À l'occasion des réunions, la présence des membres du C.D.E. de Saint-Pascal se fait sentir très tôt dans la journée puisqu'ils se réunissent dans le bureau du manufacturier de pneus pour décider qui utilisera son auto pour se rendre à Rivière-du-Loup. Même avant le départ des autos de la paroisse, le milieu étroit que constitue l'automobile se transforme en une ruche de conversations animées. La même animation se poursuit aux réunions du C.D.E. Il ne faudrait point sous-estimer l'importance de ces contacts.
Tenant compte du fait que, en règle générale, le C.D.E. accorde beaucoup d'importance aux associations, il n'est pas étonnant qu'il ait attiré ceux qui ont acquis un entraînement dans les techniques de groupe, par le biais de leur participation aux mouvements de jeunesse. Les réunions du C.D.E. prennent l'allure de sessions de travail organisées à l'occasion d'un dîner causerie, et au cours duquel les leaders régionaux et l'organisation-mère font venir des spécialistes qui fournissent des avis de nature à alimenter les discussions sur un sujet associé à la gérance. Le premier de ces colloques régionaux impressionna tellement six des industriels qu'ils présentèrent sur le champ auprès du gouvernement, une demande de subvention en vue d'organiser à Saint-Pascal des cours du C.D.E.
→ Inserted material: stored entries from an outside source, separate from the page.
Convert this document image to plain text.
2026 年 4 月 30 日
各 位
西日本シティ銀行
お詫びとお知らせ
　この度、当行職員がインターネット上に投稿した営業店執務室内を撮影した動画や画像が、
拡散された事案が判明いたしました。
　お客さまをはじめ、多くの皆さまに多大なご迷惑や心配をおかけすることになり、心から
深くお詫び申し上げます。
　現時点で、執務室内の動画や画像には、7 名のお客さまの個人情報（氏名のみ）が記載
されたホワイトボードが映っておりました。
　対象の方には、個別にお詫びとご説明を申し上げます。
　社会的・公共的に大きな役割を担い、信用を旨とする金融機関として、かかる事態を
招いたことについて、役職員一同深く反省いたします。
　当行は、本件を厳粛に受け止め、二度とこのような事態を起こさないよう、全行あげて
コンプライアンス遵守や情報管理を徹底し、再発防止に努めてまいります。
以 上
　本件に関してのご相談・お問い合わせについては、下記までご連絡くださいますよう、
La poussée de l'expérience dynamique du C.D.E. a stimulé les membres d'un groupe d'entrepreneurs à utiliser les techniques nouvellement apprises dans la direction de leur entreprise et l'organisation communautaire. Une de leurs premières tentatives d'action communautaire donne un exemple de cette adaptation et apporte un contraste frappant entre la nouvelle direction laïque et les modèles traditionnels d'autorité véhiculés par le leadership du curé et des notables.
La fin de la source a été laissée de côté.